Taraf olduğumuz tanınmış markalarla ilgili uluslararası anlaşmalarda ve mülga 556 sayılı KHK’de ve 6769 sayıyı yasada da tanınmış markanın tanımı ve kriterleri gösterilmemiş, bu husus mahkeme içtihatları ve öğreti ile uygulamaya bırakılmıştır. Yargıtay birçok kararında “bir kişi veya teşebbüse sıkı sıkıya bağlı, garanti, kalite, kuvvetli reklam ve yaygın dağıtım içeren, müşteri, akraba, dost ve düşman ayırımı yapılmaksızın, coğrafi sınır, kültür ve yaş farkı gözetilmeksizin aynı çevredeki insanlar tarafından refleks halinde ortaya çıkan bir çağrışımdır” şeklinde bir tanımlama getirmiş ve bu tanıma nazaran da markanın promosyon sonucunda kazanılan herkesçe veya ilgili kesimce bilinme, emtia söylendiğinde o markanın akla gelmesi, ait olduğu sektörde iyi bilinme ve geniş bir dağıtım ağına sahip olma gibi kıstaslara göre markanın tanınmış marka olup olmadığının tesbiti cihetine gidilebileceğini belirtmiştir. Tanınmış marka konusunda uluslararası boyuttaki çalışmalar ise Dünya Fikri Mülkiyet Teşkilatı (wipo) bünyesinde yürütülmektedir. Bu kuruluş uzmanlar komitesince benimsenen A/34-13 nolu tavsiye kararında bir markanın tanınmış olup olmadığının tesbitinde, markanın kullanım süresi, yaygınlığı, kapsamı ve coğrafi alan genişliği, ekonomik değeri, reklam, temsil, promosyon, fuarlara katılım ve fuar düzenleme, kataloglar hazırlama gibi tanıtım faaliyetleri, bu çalışmaların kapsamı, süresi ve mali bütçesi, işletmenin büyüklüğü, cirosu,marka hakkının hangi etkinlikte ve verimlilikte korunduğu, tanınmışlığa yönelik mahkeme ve diğer yetkili makamların kararları gibi olguların göz önünde bulundurulması kararlaştırılmıştır.Yargıtay 11.HD nin 19.4.2002 tarih ve 2001/9903 esas-2002/3699 karar sayılı ilamında bir markanın birden çok ülkede tescilli olmasını tanınmış marka olarak kabul açısından yeterli görmekteyken son uygulamalarda bu hususun markanın tanınmışlığı açısından bir gösterge olabileceği ancak tek başına tanınmış marka olgusu için markanın birçok tescilinin olmasının yeterli olmayacağına işaret edilmiştir. Trips’de ise açıkça tanınmışlığın ilgili sektörde tanınmışlık olarak anlaşılması gerektiği belirtilmiştir.

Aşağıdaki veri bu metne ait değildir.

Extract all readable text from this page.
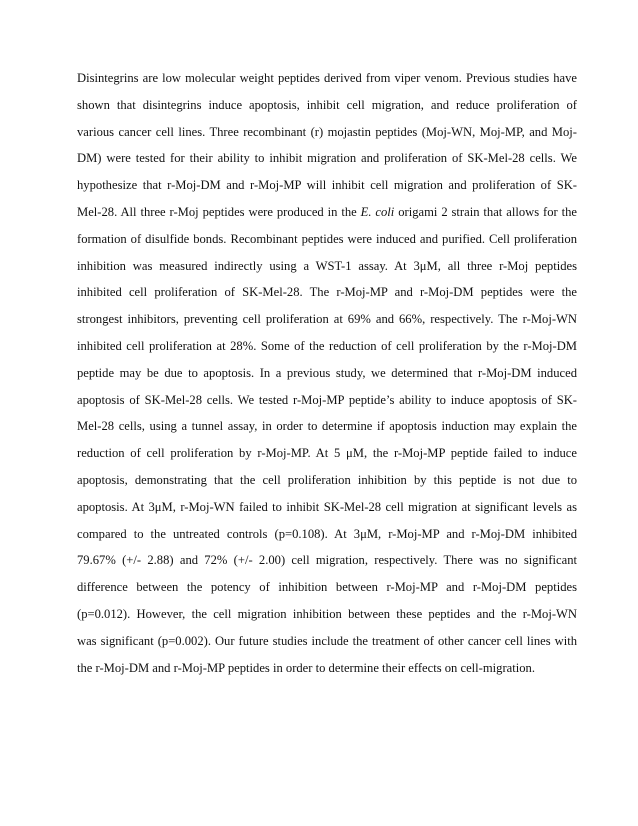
Disintegrins are low molecular weight peptides derived from viper venom. Previous studies have
shown that disintegrins induce apoptosis, inhibit cell migration, and reduce proliferation of
various cancer cell lines. Three recombinant (r) mojastin peptides (Moj-WN, Moj-MP, and Moj-
DM) were tested for their ability to inhibit migration and proliferation of SK-Mel-28 cells. We
hypothesize that r-Moj-DM and r-Moj-MP will inhibit cell migration and proliferation of SK-
Mel-28. All three r-Moj peptides were produced in the E. coli origami 2 strain that allows for the
formation of disulfide bonds. Recombinant peptides were induced and purified. Cell proliferation
inhibition was measured indirectly using a WST-1 assay. At 3μM, all three r-Moj peptides
inhibited cell proliferation of SK-Mel-28. The r-Moj-MP and r-Moj-DM peptides were the
strongest inhibitors, preventing cell proliferation at 69% and 66%, respectively. The r-Moj-WN
inhibited cell proliferation at 28%. Some of the reduction of cell proliferation by the r-Moj-DM
peptide may be due to apoptosis. In a previous study, we determined that r-Moj-DM induced
apoptosis of SK-Mel-28 cells. We tested r-Moj-MP peptide’s ability to induce apoptosis of SK-
Mel-28 cells, using a tunnel assay, in order to determine if apoptosis induction may explain the
reduction of cell proliferation by r-Moj-MP. At 5 μM, the r-Moj-MP peptide failed to induce
apoptosis, demonstrating that the cell proliferation inhibition by this peptide is not due to
apoptosis. At 3μM, r-Moj-WN failed to inhibit SK-Mel-28 cell migration at significant levels as
compared to the untreated controls (p=0.108). At 3μM, r-Moj-MP and r-Moj-DM inhibited
79.67% (+/- 2.88) and 72% (+/- 2.00) cell migration, respectively. There was no significant
difference between the potency of inhibition between r-Moj-MP and r-Moj-DM peptides
(p=0.012). However, the cell migration inhibition between these peptides and the r-Moj-WN
was significant (p=0.002). Our future studies include the treatment of other cancer cell lines with
the r-Moj-DM and r-Moj-MP peptides in order to determine their effects on cell-migration.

Yine doktrinde Trips’deki düzenlemeye benzer görüş Hanife Dirikkan tarafından ileri sürülmüş ve markanın tanınmışlığından söz edebilmek için bir ülkede yaşayanların tamamı tarafından söz konusu markanın bilinmesinin zorunlu olmadığı, marka sahibinin hedef kitlesinin esas alınması gerektiğine işaret edilmiştir.Markanın tacirler yada o malın alıcıları değil, bu mal ile ilgili olmayanlar tarafından da bilinmesi halinde tanınmış markadan bahsedileceği, tanımış markanın maruf marka karşısında daha kapsamlı,ekonomik yönden daha önemli bir kavram olarak karşımıza çıkacağı, bir markanın tanınmış olduğunu söyleyebilmek için markanın konulduğu mamülün birden bire düşünülmeden ve bir hatıranın yardımı ile hatırlanmadan, refleks halinde düşünülmesi gerektiği, genellikle tüketicinin zihninde bir fikir uyandıran markanın tanınmışlık derecesine ulaştığı da doktrinde Hamdi Yasaman tarafından ifade edilmiştir. Gürzumar ise, tanınmış markanın en önemli özelliğinin, tescilli bulundukları mal kategorisinden bağımsızlaşarak ve başlı başına birer kalite sembolü olarak, reklam aracı haline gelen ve geniş kitleler karşısında sahip oldukları etkilerini, tamamen farklı mal kategorileri üzerinde de gösterebileceği markalar olarak tanımlamıştır. Arkan ise tanınmış markadan bahsedebilmek için, reklam gücü yüksek, kalite sembolü haline gelmiş bir markanın, sadece o markayı taşıyan mal ya da hizmetlerle ilgili çevre içinde değil bu çevre dışında, o mal ya da hizmetle ilgisi olmayan kişilerce de bilinmesi gerektiğini belirtmiştir.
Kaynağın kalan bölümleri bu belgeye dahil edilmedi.